American voice actor, screenwriter and cartoonist

Harry Scifres Robins (born November 28, 1950) is an American voice actor, screenwriter and cartoonist. He is best known for his role as Isaac Kleiner in the Half-Life series and Tinker in Dota 2. Robins is also a member of the Church of the SubGenius, holding the official title of "Master of Church Secrets", and has written and drawn several comic books for them. He also voiced the narrator in Arise! The SubGenius Video and made an appearance in the 1999 documentary film Grass.

==Radio==
He can be heard on KPFA on a show called 'Puzzling Evidence' that started back in 1982. His description of the radio show:
"Deranged “edits” segue into a cascade of echoing glossolaliac madness, the voicing of lyric ruminations from the free-falling brains of disintegrating personalities. And some people, demented individuals, obsessively record every word and squealing sound effect. Of course, you may just hate it."

==Film and television==
Robins co-wrote the film Kamillions with director Mike B. Anderson, in addition to playing Nathan, the Wingate family patriarch and benevolent mad scientist.

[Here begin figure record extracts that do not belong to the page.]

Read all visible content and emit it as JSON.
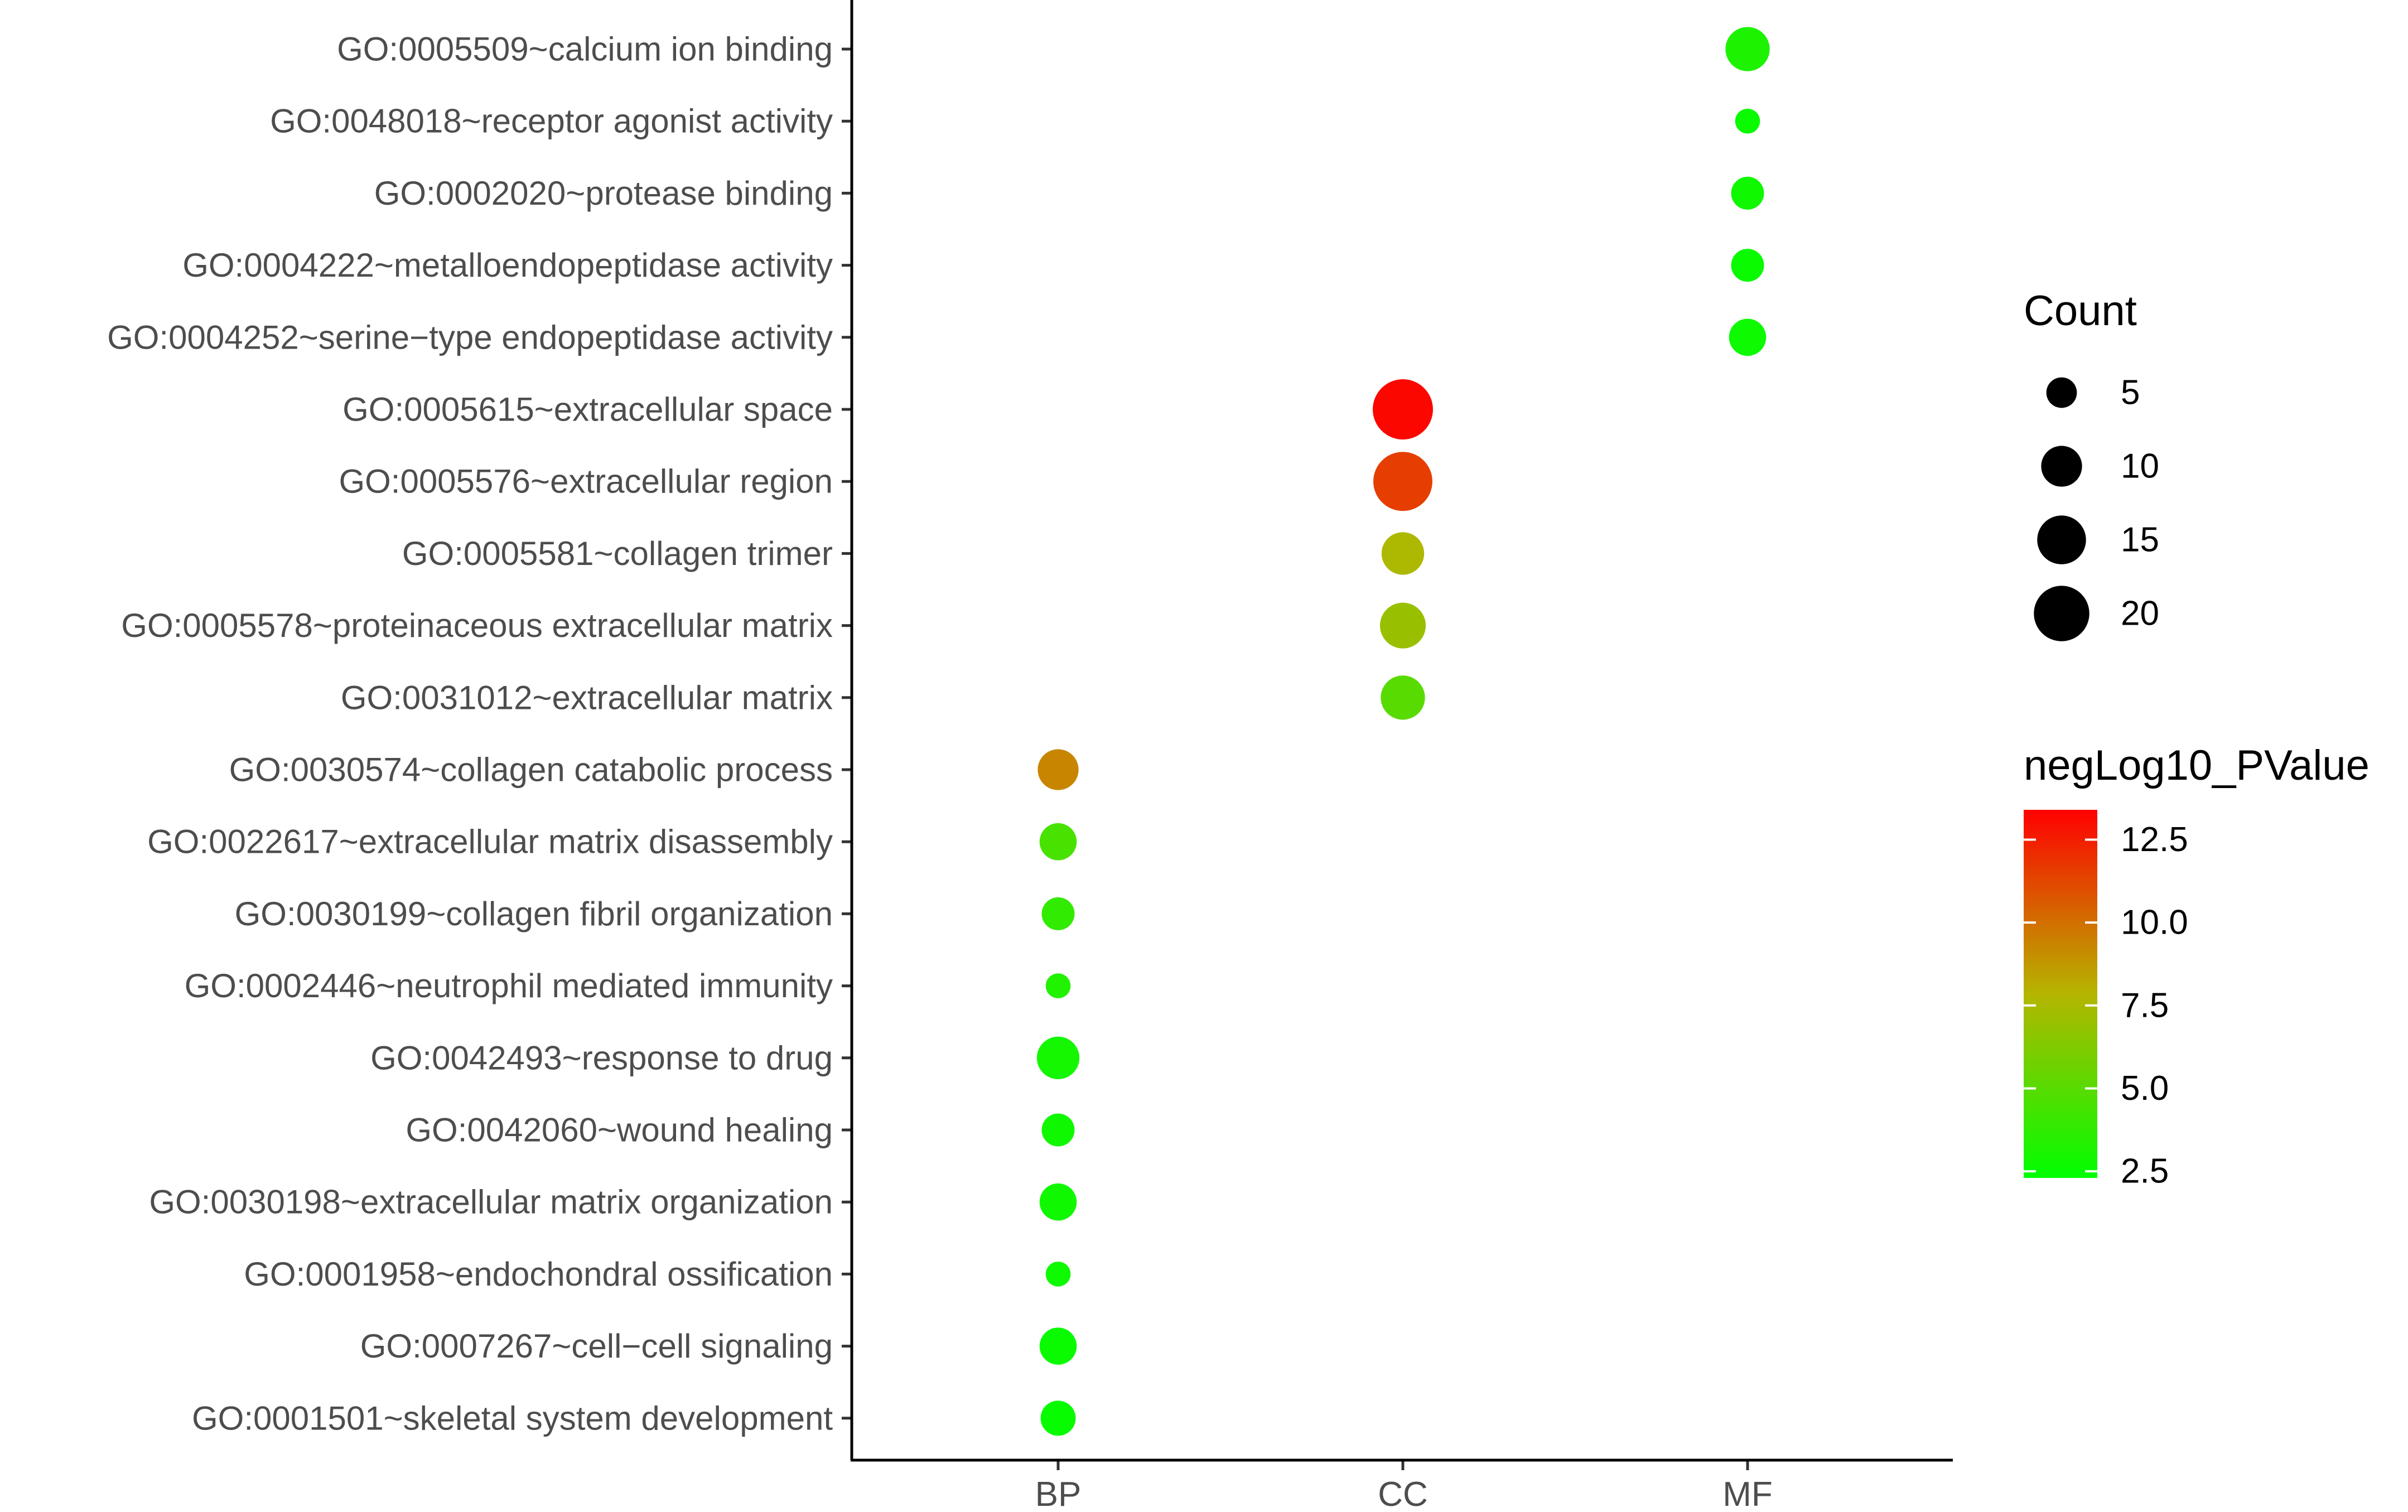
{
  "chart_data": {
    "type": "scatter",
    "title": "",
    "xlabel": "",
    "ylabel": "",
    "x_categories": [
      "BP",
      "CC",
      "MF"
    ],
    "y_categories": [
      "GO:0005509~calcium ion binding",
      "GO:0048018~receptor agonist activity",
      "GO:0002020~protease binding",
      "GO:0004222~metalloendopeptidase activity",
      "GO:0004252~serine−type endopeptidase activity",
      "GO:0005615~extracellular space",
      "GO:0005576~extracellular region",
      "GO:0005581~collagen trimer",
      "GO:0005578~proteinaceous extracellular matrix",
      "GO:0031012~extracellular matrix",
      "GO:0030574~collagen catabolic process",
      "GO:0022617~extracellular matrix disassembly",
      "GO:0030199~collagen fibril organization",
      "GO:0002446~neutrophil mediated immunity",
      "GO:0042493~response to drug",
      "GO:0042060~wound healing",
      "GO:0030198~extracellular matrix organization",
      "GO:0001958~endochondral ossification",
      "GO:0007267~cell−cell signaling",
      "GO:0001501~skeletal system development"
    ],
    "points": [
      {
        "term": "GO:0005509~calcium ion binding",
        "category": "MF",
        "count": 12,
        "negLog10_PValue": 3.2
      },
      {
        "term": "GO:0048018~receptor agonist activity",
        "category": "MF",
        "count": 3,
        "negLog10_PValue": 2.6
      },
      {
        "term": "GO:0002020~protease binding",
        "category": "MF",
        "count": 6,
        "negLog10_PValue": 2.8
      },
      {
        "term": "GO:0004222~metalloendopeptidase activity",
        "category": "MF",
        "count": 6,
        "negLog10_PValue": 2.6
      },
      {
        "term": "GO:0004252~serine−type endopeptidase activity",
        "category": "MF",
        "count": 8,
        "negLog10_PValue": 2.7
      },
      {
        "term": "GO:0005615~extracellular space",
        "category": "CC",
        "count": 24,
        "negLog10_PValue": 13.2
      },
      {
        "term": "GO:0005576~extracellular region",
        "category": "CC",
        "count": 23,
        "negLog10_PValue": 11.5
      },
      {
        "term": "GO:0005581~collagen trimer",
        "category": "CC",
        "count": 11,
        "negLog10_PValue": 7.6
      },
      {
        "term": "GO:0005578~proteinaceous extracellular matrix",
        "category": "CC",
        "count": 13,
        "negLog10_PValue": 7.0
      },
      {
        "term": "GO:0031012~extracellular matrix",
        "category": "CC",
        "count": 12,
        "negLog10_PValue": 5.0
      },
      {
        "term": "GO:0030574~collagen catabolic process",
        "category": "BP",
        "count": 10,
        "negLog10_PValue": 9.3
      },
      {
        "term": "GO:0022617~extracellular matrix disassembly",
        "category": "BP",
        "count": 8,
        "negLog10_PValue": 4.5
      },
      {
        "term": "GO:0030199~collagen fibril organization",
        "category": "BP",
        "count": 6,
        "negLog10_PValue": 3.8
      },
      {
        "term": "GO:0002446~neutrophil mediated immunity",
        "category": "BP",
        "count": 3,
        "negLog10_PValue": 3.3
      },
      {
        "term": "GO:0042493~response to drug",
        "category": "BP",
        "count": 11,
        "negLog10_PValue": 2.9
      },
      {
        "term": "GO:0042060~wound healing",
        "category": "BP",
        "count": 6,
        "negLog10_PValue": 2.8
      },
      {
        "term": "GO:0030198~extracellular matrix organization",
        "category": "BP",
        "count": 8,
        "negLog10_PValue": 2.8
      },
      {
        "term": "GO:0001958~endochondral ossification",
        "category": "BP",
        "count": 3,
        "negLog10_PValue": 2.7
      },
      {
        "term": "GO:0007267~cell−cell signaling",
        "category": "BP",
        "count": 8,
        "negLog10_PValue": 2.6
      },
      {
        "term": "GO:0001501~skeletal system development",
        "category": "BP",
        "count": 7,
        "negLog10_PValue": 2.5
      }
    ],
    "size_legend": {
      "title": "Count",
      "breaks": [
        5,
        10,
        15,
        20
      ],
      "labels": [
        "5",
        "10",
        "15",
        "20"
      ]
    },
    "color_legend": {
      "title": "negLog10_PValue",
      "min": 2.3,
      "max": 13.4,
      "low_color": "#00ff00",
      "high_color": "#ff0000",
      "breaks": [
        2.5,
        5.0,
        7.5,
        10.0,
        12.5
      ],
      "labels": [
        "2.5",
        "5.0",
        "7.5",
        "10.0",
        "12.5"
      ]
    },
    "grid": false,
    "legend_position": "right"
  }
}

He appeared on a television show, The Conspiracy Zone, for two seasons in 2002, on now-defunct TNN, in which he was the announcer and made several on-camera appearances. He also appeared as one of several underground comic experts in the documentary film, God's Cartoonist: The Comic Crusade of Jack Chick.

He voiced the trailer for the 2015 video game Plague Inc: Evolved.

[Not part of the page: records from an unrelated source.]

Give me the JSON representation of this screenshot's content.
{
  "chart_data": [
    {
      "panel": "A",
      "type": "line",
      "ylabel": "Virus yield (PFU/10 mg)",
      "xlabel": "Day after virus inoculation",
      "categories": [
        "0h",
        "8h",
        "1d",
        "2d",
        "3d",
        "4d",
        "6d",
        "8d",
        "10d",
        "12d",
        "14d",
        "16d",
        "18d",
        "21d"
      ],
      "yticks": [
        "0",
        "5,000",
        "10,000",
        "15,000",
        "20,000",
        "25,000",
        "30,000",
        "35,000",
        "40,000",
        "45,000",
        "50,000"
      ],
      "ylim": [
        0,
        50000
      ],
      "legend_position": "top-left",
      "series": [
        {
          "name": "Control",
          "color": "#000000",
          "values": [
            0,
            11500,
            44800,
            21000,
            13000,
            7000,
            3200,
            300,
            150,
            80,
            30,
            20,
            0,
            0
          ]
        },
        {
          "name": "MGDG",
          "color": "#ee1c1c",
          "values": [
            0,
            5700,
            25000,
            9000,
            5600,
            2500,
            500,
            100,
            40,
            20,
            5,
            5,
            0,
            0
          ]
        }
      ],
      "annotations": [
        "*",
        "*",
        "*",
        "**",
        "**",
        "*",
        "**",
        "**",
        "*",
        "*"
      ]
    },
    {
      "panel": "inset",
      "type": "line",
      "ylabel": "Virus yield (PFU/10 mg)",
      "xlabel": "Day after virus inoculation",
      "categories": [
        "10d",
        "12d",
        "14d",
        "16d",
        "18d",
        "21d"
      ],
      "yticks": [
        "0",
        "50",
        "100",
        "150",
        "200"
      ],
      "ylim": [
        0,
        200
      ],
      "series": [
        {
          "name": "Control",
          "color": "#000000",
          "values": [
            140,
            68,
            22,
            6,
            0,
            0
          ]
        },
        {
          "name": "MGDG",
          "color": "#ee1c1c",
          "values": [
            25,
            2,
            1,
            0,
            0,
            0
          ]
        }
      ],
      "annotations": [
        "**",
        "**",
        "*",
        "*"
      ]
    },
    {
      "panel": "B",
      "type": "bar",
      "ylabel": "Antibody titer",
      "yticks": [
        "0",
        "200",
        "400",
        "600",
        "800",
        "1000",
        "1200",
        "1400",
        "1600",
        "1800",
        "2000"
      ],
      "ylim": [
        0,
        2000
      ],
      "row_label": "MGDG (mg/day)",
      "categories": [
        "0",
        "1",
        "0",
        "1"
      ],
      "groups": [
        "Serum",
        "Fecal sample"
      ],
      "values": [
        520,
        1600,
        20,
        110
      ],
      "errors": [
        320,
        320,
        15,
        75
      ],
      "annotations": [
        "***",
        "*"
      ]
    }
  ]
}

==Literature and comic books==

Robins illustrated Marc Laidlaw's 1996 novel The 37th Mandala. Robins would again collaborate with Marc Laidlaw on the Half-Life series, for which Laidlaw was the lead writer.

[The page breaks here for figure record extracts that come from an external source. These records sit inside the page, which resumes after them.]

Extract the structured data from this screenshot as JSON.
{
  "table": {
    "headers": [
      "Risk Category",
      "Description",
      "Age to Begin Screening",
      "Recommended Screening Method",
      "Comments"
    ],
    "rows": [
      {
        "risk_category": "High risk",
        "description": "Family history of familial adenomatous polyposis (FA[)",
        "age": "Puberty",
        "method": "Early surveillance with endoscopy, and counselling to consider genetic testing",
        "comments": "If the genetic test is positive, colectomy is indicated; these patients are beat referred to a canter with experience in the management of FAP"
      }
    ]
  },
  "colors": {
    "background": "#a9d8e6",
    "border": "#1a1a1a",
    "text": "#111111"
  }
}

Robins has been a comic book artist and cartoonist, appearing in R. Crumb's Weirdo magazine and various comic books, including Legal Action Comics II and Alien Apocalypse 2006. Many of his horror comics were anthologized in Grave Yarns. He also wrote and illustrated The Meaning of Lost and Mismatched Socks published by Frog, Ltd. (a division of North Atlantic Books), which also published his book Dinosaur Alphabet. His work also appears in popular trading card sets, including Dinosaurs Attack by Topps, and Tune In For Terror from Monsterwax Trading Cards.

==The Church of the SubGenius==
As Dr. Howland Owll, Robins contributed to The Book of the SubGenius and Revelation X: the "Bob" Apocryphon. His short story "The Smoker from the Shadows" appears in the anthology Three-Fisted Tales of "Bob". He also contributed to the SubGenius comic book, "Bob's" Favorite Comics (a rarity, of which most copies were burned in a warehouse fire). In addition, Robins' work appears in the 2006 SubGenius book, Psychlopaedia of Slack: The Bobliographon.